Ces cruelles histoires

Le curé Labelle et Donalda Laloge, incarnés par Antoine Bertrand et Sarah-Jeanne Labrosse.
Photo: ICI Radio-Canada Le curé Labelle et Donalda Laloge, incarnés par Antoine Bertrand et Sarah-Jeanne Labrosse.

« Les élections provinciales, ça se gagne à coups de poing ! » lance le curé Labelle (Antoine Bertrand) à Honoré Mercier (Jean Maheu). L’Histoire ne dit pas si le « roi du Nord » a réellement prononcé ces paroles, mais dans la nouvelle mouture des Pays d’en haut du scénariste Gilles Desjardins (Musée Éden, Mensonges) et du réalisateur Sylvain Archambault (Les Lavigueur, la vraie histoire, Mensonges), le brave curé ne mâche pas ses mots. À le voir assener des coups à ses rivaux politiques et s’envoyer quelques rasades de whisky derrière la soutane, il n’est pas certain qu’on lui donnerait le Bon Dieu sans confession.

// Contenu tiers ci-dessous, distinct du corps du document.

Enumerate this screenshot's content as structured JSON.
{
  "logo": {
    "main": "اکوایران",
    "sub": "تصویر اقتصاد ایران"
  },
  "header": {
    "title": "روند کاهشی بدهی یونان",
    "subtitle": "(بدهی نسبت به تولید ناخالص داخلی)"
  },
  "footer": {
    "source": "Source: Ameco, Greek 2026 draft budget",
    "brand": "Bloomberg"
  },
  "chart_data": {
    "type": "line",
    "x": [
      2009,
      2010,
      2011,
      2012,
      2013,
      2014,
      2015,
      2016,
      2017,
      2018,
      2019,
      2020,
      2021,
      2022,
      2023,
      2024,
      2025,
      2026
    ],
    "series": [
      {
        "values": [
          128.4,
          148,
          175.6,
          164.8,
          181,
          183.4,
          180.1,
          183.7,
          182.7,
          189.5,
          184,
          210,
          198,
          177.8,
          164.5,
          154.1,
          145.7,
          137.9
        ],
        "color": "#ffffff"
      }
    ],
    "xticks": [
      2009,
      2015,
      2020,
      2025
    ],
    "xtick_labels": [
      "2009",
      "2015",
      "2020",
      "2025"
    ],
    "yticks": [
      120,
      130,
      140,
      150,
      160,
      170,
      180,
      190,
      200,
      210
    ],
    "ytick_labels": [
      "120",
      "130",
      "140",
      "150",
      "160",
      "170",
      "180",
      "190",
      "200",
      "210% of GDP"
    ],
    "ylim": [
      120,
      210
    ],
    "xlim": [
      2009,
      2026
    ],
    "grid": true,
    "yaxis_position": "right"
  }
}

Cette vision de l’un des pionniers de la conquête du Nord est l’une des nombreuses surprises que réserve cette télésérie aux spectateurs, qu’ils connaissent par coeur la folklorique série Les belles histoires des pays d’en haut (1956-1970) avec Jean-Pierre Masson ou qu’ils aient vibré devant la vision romantique de Séraphin : un homme et son péché (2002) de Charles Binamé avec Pierre Lebeau. À commencer par le personnage central de cette saga, qui s’annonce sombre, dense et violente, Séraphin Poudrier.

Triangle amoureux

Si Vincent Leclerc n’est pas le plus connu de l’imposante distribution de la série, où l’on devrait retrouver au fil des deux premières saisons les 75 personnages créés par l’écrivain Claude-Henri Grignon, l’acteur, qu’on a pu notamment voir dans Tout sur moi et dans Piché entre ciel et terre, ne passera pas inaperçu. Ne ressemblant en rien aux Hector Charland (le Séraphin du radio-roman et des deux films de Paul Gury Le Gouriadec de la fin des années 1940), Jean-Pierre Masson et Pierre Lebeau, Leclerc possède une silhouette élancée, une tête de héros romantique et une voix douce.

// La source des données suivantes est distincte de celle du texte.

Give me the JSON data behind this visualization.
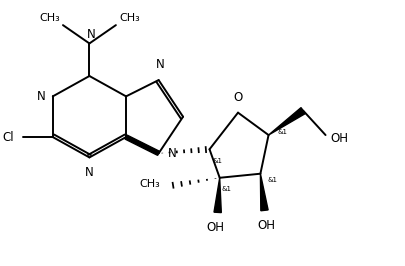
{
  "background_color": "#ffffff",
  "line_color": "#000000",
  "line_width": 1.4,
  "font_size": 8.5,
  "figsize": [
    4.06,
    2.66
  ],
  "dpi": 100,
  "xlim": [
    0,
    9.5
  ],
  "ylim": [
    0,
    6.5
  ]
}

Plutôt que l’image de l’avare caressant son or caché dans son grenier, Desjardins et Archambault présentent Séraphin Poudrier comme un homme transi d’amour pour la belle Donalda Laloge (Sarah-Jeanne Labrosse), elle-même éprise du séduisant Alexis Labranche (Maxime Leflaguais). Si l’on éprouve d’abord de l’empathie pour l’amoureux éconduit, on prendra assurément plaisir à le détester alors qu’il se transformera peu à peu en sombre vilain au ton doucereux. Afin que le père Laloge (Julien Poulin) consente à lui donner la main de sa fille, Séraphin sera prêt à bien des bassesses, allant jusqu’à faire accuser Alexis de meurtre. Il n’y a pas à dire, ça joue dur dans Les pays d’en haut. Ce qui ne veut toutefois pas dire qu’on ne rigole pas un bon coup.

Faune pittoresque

À des lieues de l’image idyllique et bucolique du bon vieux temps du film de Binamé, Les pays d’en haut dépeint un monde sans pitié où sévit la misère noire. Un monde où les hommes risquent leur vie au chantier, où les mères doivent compter sur la charité chrétienne pour soigner leurs enfants, où les orphelins subviennent à leurs besoins.

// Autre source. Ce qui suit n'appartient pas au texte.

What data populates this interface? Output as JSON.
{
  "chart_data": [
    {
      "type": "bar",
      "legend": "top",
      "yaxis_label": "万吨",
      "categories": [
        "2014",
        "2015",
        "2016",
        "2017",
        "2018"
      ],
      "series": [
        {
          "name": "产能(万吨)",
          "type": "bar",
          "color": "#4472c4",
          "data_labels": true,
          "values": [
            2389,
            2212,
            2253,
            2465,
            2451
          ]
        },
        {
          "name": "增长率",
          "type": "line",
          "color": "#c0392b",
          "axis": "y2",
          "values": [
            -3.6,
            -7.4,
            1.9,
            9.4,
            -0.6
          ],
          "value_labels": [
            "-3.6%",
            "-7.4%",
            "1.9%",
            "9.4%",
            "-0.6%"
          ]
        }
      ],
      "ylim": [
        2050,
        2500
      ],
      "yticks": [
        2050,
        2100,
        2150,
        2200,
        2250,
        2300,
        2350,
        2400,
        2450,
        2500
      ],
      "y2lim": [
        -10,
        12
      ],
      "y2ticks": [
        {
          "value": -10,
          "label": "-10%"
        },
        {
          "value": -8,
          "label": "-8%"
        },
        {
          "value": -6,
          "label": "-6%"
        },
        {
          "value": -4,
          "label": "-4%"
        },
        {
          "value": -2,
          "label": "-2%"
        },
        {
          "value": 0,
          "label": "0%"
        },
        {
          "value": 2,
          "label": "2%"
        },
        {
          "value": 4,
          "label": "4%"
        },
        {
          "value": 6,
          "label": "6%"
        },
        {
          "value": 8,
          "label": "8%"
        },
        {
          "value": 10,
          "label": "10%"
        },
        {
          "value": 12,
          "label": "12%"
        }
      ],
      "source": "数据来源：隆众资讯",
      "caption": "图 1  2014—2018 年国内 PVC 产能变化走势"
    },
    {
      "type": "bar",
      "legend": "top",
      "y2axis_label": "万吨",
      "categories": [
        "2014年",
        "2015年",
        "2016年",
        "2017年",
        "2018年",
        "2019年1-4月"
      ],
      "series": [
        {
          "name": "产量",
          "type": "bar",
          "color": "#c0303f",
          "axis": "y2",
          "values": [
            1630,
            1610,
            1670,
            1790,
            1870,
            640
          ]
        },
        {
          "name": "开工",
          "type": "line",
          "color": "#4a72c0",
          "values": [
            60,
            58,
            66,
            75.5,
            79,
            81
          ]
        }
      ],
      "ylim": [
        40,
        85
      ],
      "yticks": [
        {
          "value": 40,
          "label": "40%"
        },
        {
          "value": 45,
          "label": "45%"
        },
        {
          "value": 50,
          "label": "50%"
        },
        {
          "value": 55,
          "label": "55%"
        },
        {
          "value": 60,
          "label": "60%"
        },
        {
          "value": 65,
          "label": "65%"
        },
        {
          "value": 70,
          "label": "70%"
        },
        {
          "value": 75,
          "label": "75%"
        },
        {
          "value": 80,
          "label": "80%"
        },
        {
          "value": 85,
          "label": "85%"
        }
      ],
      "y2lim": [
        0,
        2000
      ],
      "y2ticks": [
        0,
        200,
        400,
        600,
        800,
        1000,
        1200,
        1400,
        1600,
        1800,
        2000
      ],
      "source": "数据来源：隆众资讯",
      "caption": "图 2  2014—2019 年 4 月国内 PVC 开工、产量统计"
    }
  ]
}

Tant à la direction photo qu’à la direction artistique, rien n’a été négligé pour illustrer les conditions de vie difficiles des pionniers, les normes d’hygiène sommaires et les rigueurs du climat. D’un rythme tonique, les deux premiers des dix épisodes promettent de tenir les spectateurs en haleine alors que se multiplient les tractations politiques et les intrigues amoureuses. Il y aura du sang et des larmes dans cette relecture de l’oeuvre de Grignon.

Avec ses personnages colorés et ses répliques corsées, le tout ne manque certes pas de panache ni d’humour. Par endroits, certains protagonistes se révèlent si truculents, voire caricaturaux, et les mots qu’ils balancent si peu subtils que cette nouvelle mouture rappelle, volontairement ou non, le ton tragicomique de la série originale. En dehors de ces quelques moments où l’on bascule sans crier gare du drame de moeurs à la comédie burlesque, on sent la grande volonté des artisans d’avoir voulu séduire les nostalgiques de la série originale en la dépoussiérant non sans respect. Reste à savoir si les moins de 40 ans auront envie de rencontrer ces personnages ayant marqué au fer rouge l’imaginaire québécois.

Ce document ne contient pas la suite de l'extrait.